The proper way to fix this is to fix glibc.
> I think that correct CFI in glibc for the signal restore trampolines will
> sort out the 64-bit case. Or no CFI, but glibc would probably want correct
> CFI for other reasons.
I think the ABI calls for CFI, but really, no CFI would be much better
than the bogus CFI.
> II. 32-bit.
> For 32-bit, though, it gets even more interesting. Here's where $SUBJECT
> comes into play. I have a loaded vDSO (virtual shared object), which
> exports __kernel_sigreturn.
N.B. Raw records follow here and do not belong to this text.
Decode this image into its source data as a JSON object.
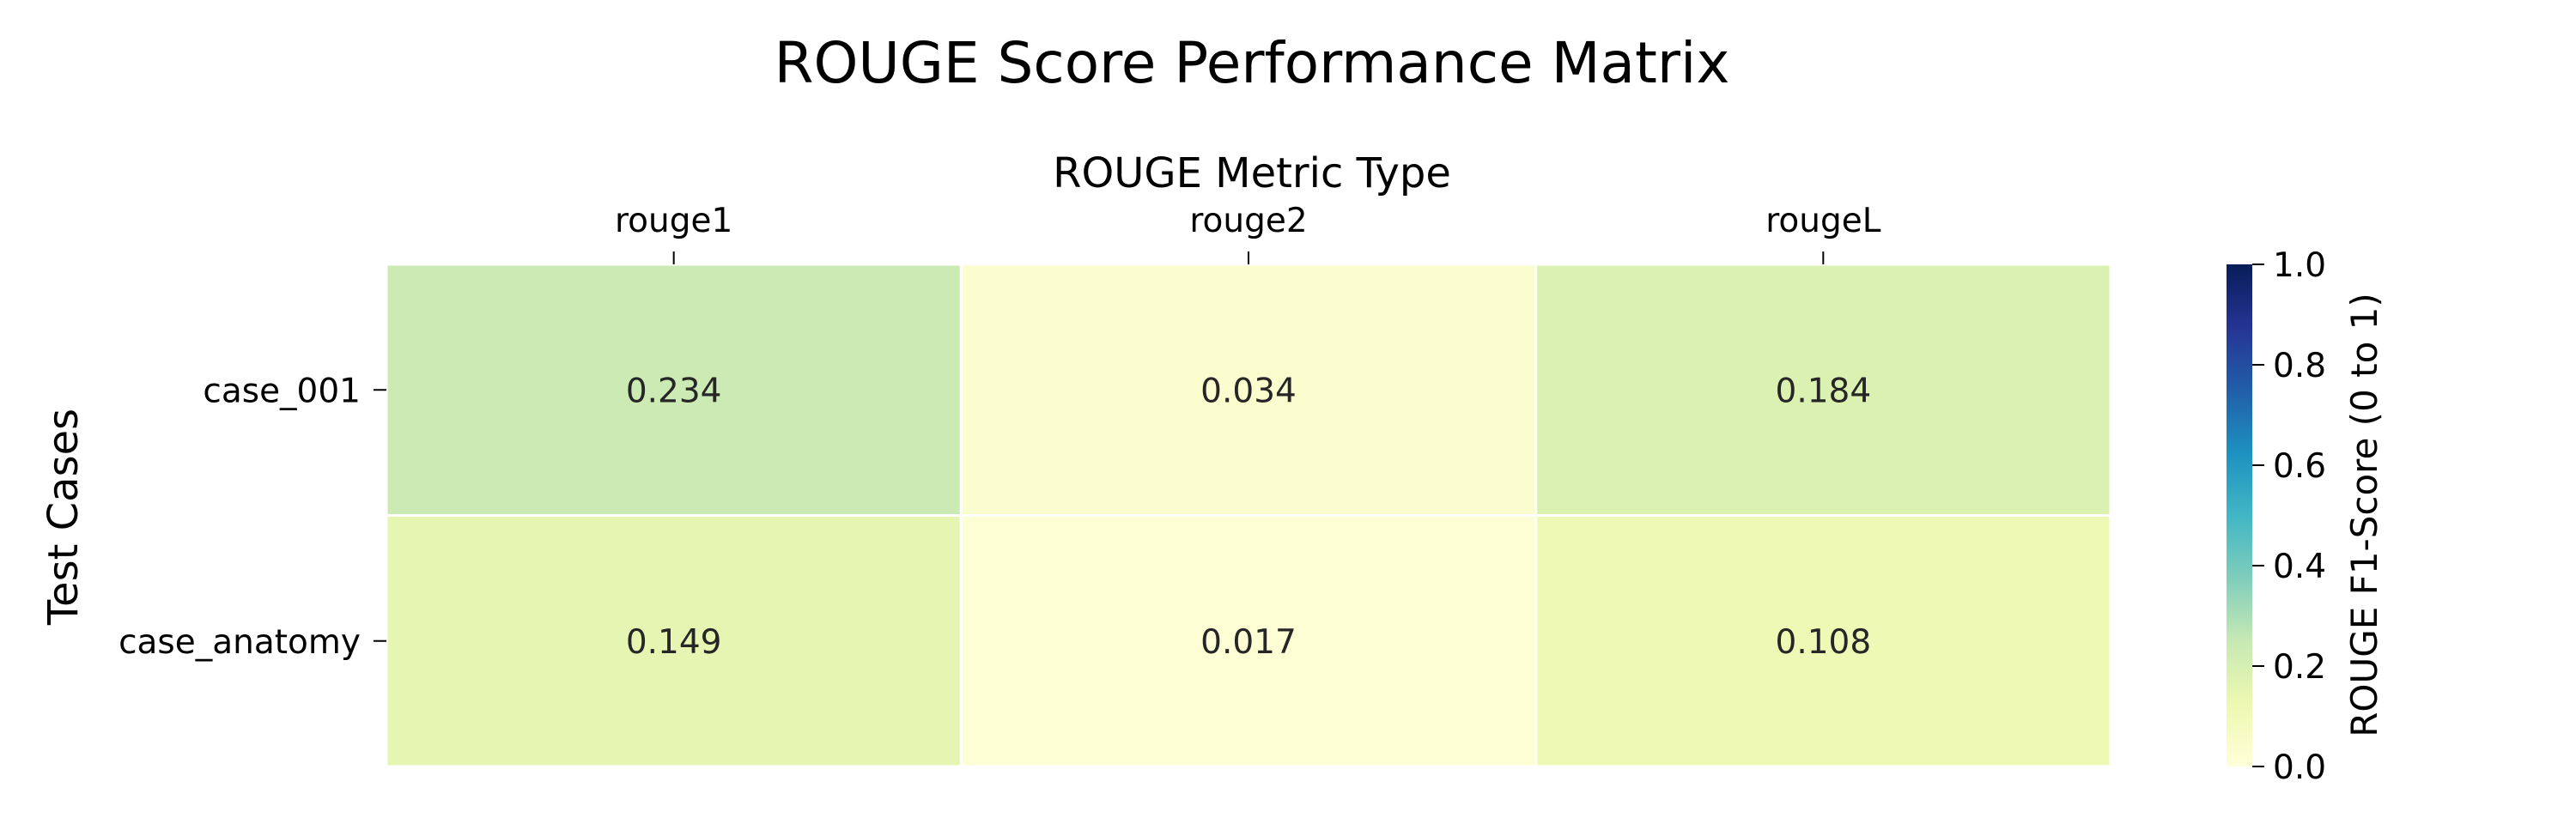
{
  "chart_data": {
    "type": "heatmap",
    "title": "ROUGE Score Performance Matrix",
    "xlabel": "ROUGE Metric Type",
    "ylabel": "Test Cases",
    "x_position": "top",
    "columns": [
      "rouge1",
      "rouge2",
      "rougeL"
    ],
    "rows": [
      "case_001",
      "case_anatomy"
    ],
    "values": [
      [
        0.234,
        0.034,
        0.184
      ],
      [
        0.149,
        0.017,
        0.108
      ]
    ],
    "value_labels": [
      [
        "0.234",
        "0.034",
        "0.184"
      ],
      [
        "0.149",
        "0.017",
        "0.108"
      ]
    ],
    "colormap": "YlGnBu",
    "colorbar": {
      "label": "ROUGE F1-Score (0 to 1)",
      "range": [
        0.0,
        1.0
      ],
      "ticks": [
        "0.0",
        "0.2",
        "0.4",
        "0.6",
        "0.8",
        "1.0"
      ]
    },
    "colormap_stops": [
      "#ffffd9",
      "#edf8b1",
      "#c7e9b4",
      "#7fcdbb",
      "#41b6c4",
      "#1d91c0",
      "#225ea8",
      "#253494",
      "#081d58"
    ]
  }
}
This points at the first instruction of the
> trampoline, i.e. one byte after the start of the dwarf2 FDE. When I am
> stopped in the signal handler, frame_unwind_address_in_block decides to
> subtract one. That points before the symbol, so the frame ID's function
> ends up being NULL; there's no symbol covering that address. Then when we
> arrive at the signal trampoline during "finish", we no longer subtract one
> - since we're at an executable instruction in the topmost frame - and thus
> we do find the symbol. The two frame IDs don't compare equal.
Ouch. So in the end having the signal trampoline call the signal
handler *is* a better design.
> One possible solution is the nasty patch I have in my working directory,
> which boils down to this:
> if (next_frame->level >= 0
> - && get_frame_type (next_frame) == NORMAL_FRAME)
> + && get_frame_type (next_frame) == NORMAL_FRAME
> + && (next_frame->prev == NULL
> + || next_frame->prev->unwind == NULL
> + || get_frame_type (next_frame->prev) == NORMAL_FRAME))
> But this makes frame_unwind_address_in_block change its behavior over time
> for the same frame, which is awful.
I'm always very suspicious of such multi-condition if statements.
> Another solution would be to use the FDE start address as the code address
> for dwarf2 signal frame IDs, instead of the function. This would work on
> the assumption that a single FDE would generally cover the entire trampoline
> - a reasonable assumption, I think, and the consequences for the frame ID
> changing while single-stepping are less disruptive here than the
> Mark, what do you think of that idea? It seems to work. It looks like the
> patch at the end of this message.
In general, I think it's a bad idea to do this, but for the special
case of a signal frame, especially in the presence of the 'S"
augmentation, that might be a reasonable thing to do. However, I
think we can do better than that. What about checking whether the
address returned by frame_unwind_address_in_block() is equal to the
FDE start address and add one bytes if that's the case before looking
up the function corresponding to that address?